La biografia possibile, infine, di quella che viene definita una nonsocietà senza individui, ultimo esito della postmodernità, la quale "ha davanti a sé due elementari possibilità: capire dove si trova, a vantaggio di chi e a che prezzo viene tenuta in vita, o consumare il Mito della Filosofia di se stessa come inebriante livello raggiunto, il più alto, il più comodo e spettacolare nella storia dell'umanità". (E si tratta di due elementari possibilità che ricordano, anche nel modo in cui sono formulate, la chiusa de "Le città invisibili" di Italo Calvino; un autore che, con alcune riserve critiche interessanti da discutere, Berardinelli va scrutando con sempre maggiore attenzione, come dimostra il saggio dedicatogli sull'ultimo fascicolo di "Diario").

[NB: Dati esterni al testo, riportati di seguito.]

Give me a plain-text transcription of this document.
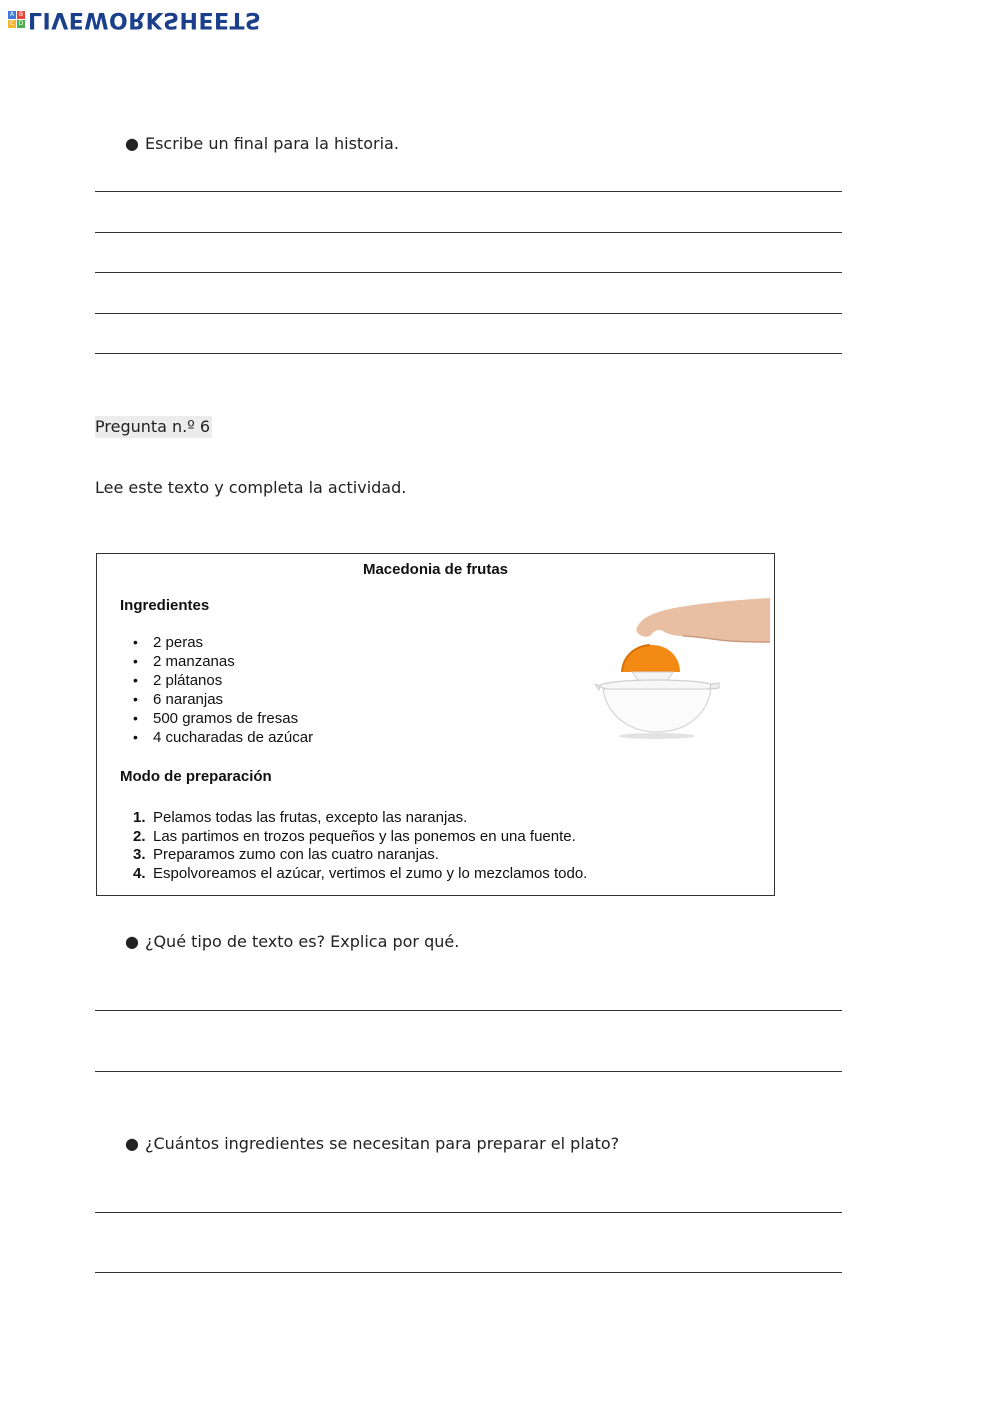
A B
C D LIVEWORKSHEETS
● Escribe un final para la historia.
Pregunta n.º 6
Lee este texto y completa la actividad.
Macedonia de frutas
Ingredientes
• 2 peras
• 2 manzanas
• 2 plátanos
• 6 naranjas
• 500 gramos de fresas
• 4 cucharadas de azúcar
Modo de preparación
1. Pelamos todas las frutas, excepto las naranjas.
2. Las partimos en trozos pequeños y las ponemos en una fuente.
3. Preparamos zumo con las cuatro naranjas.
4. Espolvoreamos el azúcar, vertimos el zumo y lo mezclamos todo.
● ¿Qué tipo de texto es? Explica por qué.
● ¿Cuántos ingredientes se necesitan para preparar el plato?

Il libro si chiude con uno studio su "Cosmopolitismo e provincialismo nella poesia moderna", nel quale, ad esempio, si legge che "la poesia moderna è moderna in quanto cosmopolita, ma è poesia in quanto provinciale". Mi pare che qui Berardinelli indichi una direzione nella quale si può lavorare in modo proficuo, tentando di valorizzare, "eventualmente, più l'universalismo spontaneo dei nostri provinciali, che il provincialismo modernizzato dei nostri cosmopoliti".